La teoria dietro i Modelli di Concetto Esteso (LCM) potrebbe sembrare, a prima vista, una di quelle idee che nascono al Caffè BAR dei Daini, mentre qualcuno rovescia il caffè sul giornale e un altro cerca disperatamente un tovagliolo. Immaginate uno di quei momenti in cui la conversazione si sposta dalla politica al senso della vita e poi, senza preavviso, qualcuno menziona un nuovo approccio all’intelligenza artificiale. Così, più o meno, potremmo introdurre questo argomento.
I Modelli di Concetto Esteso, o LCM, sono come quegli ospiti misteriosi che arrivano a una festa con un completo impeccabile e un accento leggermente ambiguo. Si distinguono dai Modelli Linguistici Estesi (LLM) per il loro rifiuto di parlare in parole. LCM preferisce i concetti, come se fossero artisti che dipingono emozioni piuttosto che oggetti. Funzionano in uno spazio di rappresentazione ad alta dimensione, come se le parole non fossero abbastanza per esprimere le loro idee.
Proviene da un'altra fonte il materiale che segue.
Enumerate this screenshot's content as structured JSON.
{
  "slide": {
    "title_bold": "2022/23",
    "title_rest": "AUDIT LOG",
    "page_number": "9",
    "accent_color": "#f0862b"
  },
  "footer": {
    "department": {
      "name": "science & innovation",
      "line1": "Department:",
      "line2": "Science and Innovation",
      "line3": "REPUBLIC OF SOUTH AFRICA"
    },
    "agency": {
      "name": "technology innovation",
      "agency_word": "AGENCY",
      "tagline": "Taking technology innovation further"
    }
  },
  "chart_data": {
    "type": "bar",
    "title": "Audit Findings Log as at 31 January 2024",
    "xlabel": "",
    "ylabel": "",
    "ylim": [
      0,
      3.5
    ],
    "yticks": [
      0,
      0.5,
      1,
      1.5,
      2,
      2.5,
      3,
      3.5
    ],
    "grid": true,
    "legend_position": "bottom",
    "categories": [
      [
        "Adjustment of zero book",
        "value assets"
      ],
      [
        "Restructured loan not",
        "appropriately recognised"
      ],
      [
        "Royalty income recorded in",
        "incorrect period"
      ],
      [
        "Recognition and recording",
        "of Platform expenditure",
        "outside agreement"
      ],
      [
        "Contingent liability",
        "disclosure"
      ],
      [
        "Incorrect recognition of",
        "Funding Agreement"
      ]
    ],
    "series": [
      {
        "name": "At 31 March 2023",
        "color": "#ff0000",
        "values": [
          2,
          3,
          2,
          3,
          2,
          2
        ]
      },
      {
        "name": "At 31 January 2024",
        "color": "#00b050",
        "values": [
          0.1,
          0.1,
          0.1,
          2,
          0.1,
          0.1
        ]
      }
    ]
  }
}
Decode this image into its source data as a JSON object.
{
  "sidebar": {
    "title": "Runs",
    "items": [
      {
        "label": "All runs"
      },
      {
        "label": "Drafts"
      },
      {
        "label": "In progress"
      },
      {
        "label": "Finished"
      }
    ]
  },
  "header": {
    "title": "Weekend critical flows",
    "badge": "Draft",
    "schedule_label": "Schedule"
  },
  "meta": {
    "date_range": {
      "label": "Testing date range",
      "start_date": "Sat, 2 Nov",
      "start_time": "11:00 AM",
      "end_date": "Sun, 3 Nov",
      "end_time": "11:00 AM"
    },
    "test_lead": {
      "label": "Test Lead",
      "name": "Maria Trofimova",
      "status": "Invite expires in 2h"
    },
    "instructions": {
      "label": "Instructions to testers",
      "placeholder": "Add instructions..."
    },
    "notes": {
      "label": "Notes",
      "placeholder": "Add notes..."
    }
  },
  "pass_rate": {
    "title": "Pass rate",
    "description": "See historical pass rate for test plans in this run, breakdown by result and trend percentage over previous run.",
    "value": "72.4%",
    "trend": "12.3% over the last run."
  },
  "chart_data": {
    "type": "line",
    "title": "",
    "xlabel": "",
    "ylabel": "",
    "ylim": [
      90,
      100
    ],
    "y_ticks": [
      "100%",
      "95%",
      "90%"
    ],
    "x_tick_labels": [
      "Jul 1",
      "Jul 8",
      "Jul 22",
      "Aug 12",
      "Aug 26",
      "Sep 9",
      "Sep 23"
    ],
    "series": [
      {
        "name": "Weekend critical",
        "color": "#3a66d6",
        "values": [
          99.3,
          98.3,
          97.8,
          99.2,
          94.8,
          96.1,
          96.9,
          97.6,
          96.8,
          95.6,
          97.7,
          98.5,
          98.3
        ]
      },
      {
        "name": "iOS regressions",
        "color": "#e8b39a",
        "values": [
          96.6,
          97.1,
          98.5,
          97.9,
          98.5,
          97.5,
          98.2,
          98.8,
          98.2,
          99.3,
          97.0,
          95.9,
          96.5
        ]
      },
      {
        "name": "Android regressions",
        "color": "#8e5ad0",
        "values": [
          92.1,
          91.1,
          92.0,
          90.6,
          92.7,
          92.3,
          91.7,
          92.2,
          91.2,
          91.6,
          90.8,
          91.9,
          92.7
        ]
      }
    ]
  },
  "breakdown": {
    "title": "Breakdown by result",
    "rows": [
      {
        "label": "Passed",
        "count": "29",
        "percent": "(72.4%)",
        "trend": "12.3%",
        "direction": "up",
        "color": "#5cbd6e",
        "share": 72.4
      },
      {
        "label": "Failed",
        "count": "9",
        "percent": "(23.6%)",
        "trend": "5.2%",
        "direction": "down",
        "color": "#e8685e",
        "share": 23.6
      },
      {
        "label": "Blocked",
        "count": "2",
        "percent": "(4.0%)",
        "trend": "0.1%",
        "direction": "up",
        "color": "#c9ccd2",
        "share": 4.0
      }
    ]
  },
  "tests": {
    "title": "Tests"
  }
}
La loro architettura è progettata per operare a un livello più astratto. Non si preoccupano delle parole o delle frasi specifiche, ma di ciò che queste rappresentano, come chi scrive poesie senza preoccuparsi della rima. Usano codificatori chiamati SONAR, il che suona piuttosto marittimo, ma in realtà hanno più a che fare con l’idea di navigare nell’oceano dei significati piuttosto che in quello delle lettere.
Ma cosa fanno realmente? Beh, immaginate di dover predire la prossima frase in una conversazione. Un LCM non pensa ai singoli termini ma cerca di intuire l’essenza del pensiero successivo. Funzionano con architetture che potremmo definire una torre o due torri, un po’ come un film di fantascienza. Una di queste versioni divide il compito tra capire il contesto e generare la risposta, mentre l’altra fa tutto insieme, come un prestigiatore che mescola le carte senza che nessuno se ne accorga.
Certo, i LCM non sono perfetti. Hanno difficoltà con l’ambiguità semantica, un po’ come chi cerca di interpretare il tono di un messaggio scritto senza emoji. Generare risposte valide in questo spazio ad alta dimensione è un problema complesso, quasi filosofico. Tuttavia, il loro potenziale è evidente, come un quadro astratto che lascia intravedere un significato nascosto.
Le sperimentazioni hanno dimostrato che i LCM sono molto bravi a generalizzare. Possono affrontare lingue e modalità diverse senza bisogno di essere addestrati specificamente su ciascuna di esse. Questo li rende adattabili e versatili, come quegli amici che riescono a integrarsi perfettamente in qualsiasi gruppo.
Per ora, il futuro dei LCM è ancora in costruzione. Le sfide includono l’espansione oltre i 70 miliardi di parametri, la creazione di nuove strategie di generazione e il miglioramento degli algoritmi di ricerca. Tuttavia, il codice sorgente è stato reso disponibile, invitando chiunque sia interessato a contribuire.
In definitiva, i LCM potrebbero rappresentare un cambiamento di paradigma nella modellazione del linguaggio, un po’ come passare dalla radio ai podcast. E proprio come nei podcast, quello che conta davvero è la capacità di raccontare storie che riescano a catturare l’immaginazione e a farci dimenticare, almeno per un momento, che stiamo solo ascoltando parole.